Bugatti | Stake


A new age arms race. Volkswagen’s Bugatti Veyron was every 12-year old’s first crush for over a decade. One of the world’s fastest road cars, it reaches speeds of 407km/h. A record at the time.

An engineering masterpiece. A US$2.6m price tag. Priceless free marketing that comes with the ‘world’s fastest’ achievement. You’d think the car was a licence to a money printer.  In reality, each unit is estimated to cost US$6m to produce and was sold for less than half of that. Despite being discontinued in 2015, why was the Veyron produced in the first place?

Volkswagen is a public company with a responsibility to their shareholders.
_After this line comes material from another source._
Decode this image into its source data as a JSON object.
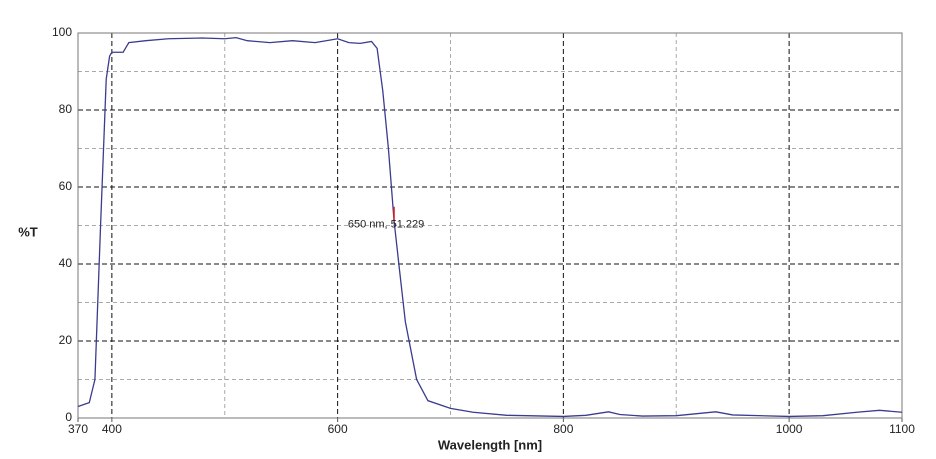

It can be argued that they are.

The Bugatti provides value in two ways. Firstly, it is a marketing machine. For foreseeable history, a generation will remember VW’s Veyron as an engineering marvel. People are obsessed with speed and action. When Felix Baumgartner jumped from the edge of space, it is estimated that Red Bull gained billions in free publicity for the US$30m they poured into the project. The Veyron could have had similar benefits for VW and any future Bugatti projects.

Secondly, the intense research and development that goes into developing such a car can trickle down to their more common vehicles. Every component in the modern Golf was once a high-end, expensive and advanced piece of technology from ABS braking, which was first reserved for aircraft, to automatic gear shifting.

Loss leaders are no new concept. We have written about Costco’s model in the past. The wholesaler barely breaks even on products like its rotisserie chickens while it routinely sells petrol at a 20% discount to competitors all in an effort to drive subscriptions to its store.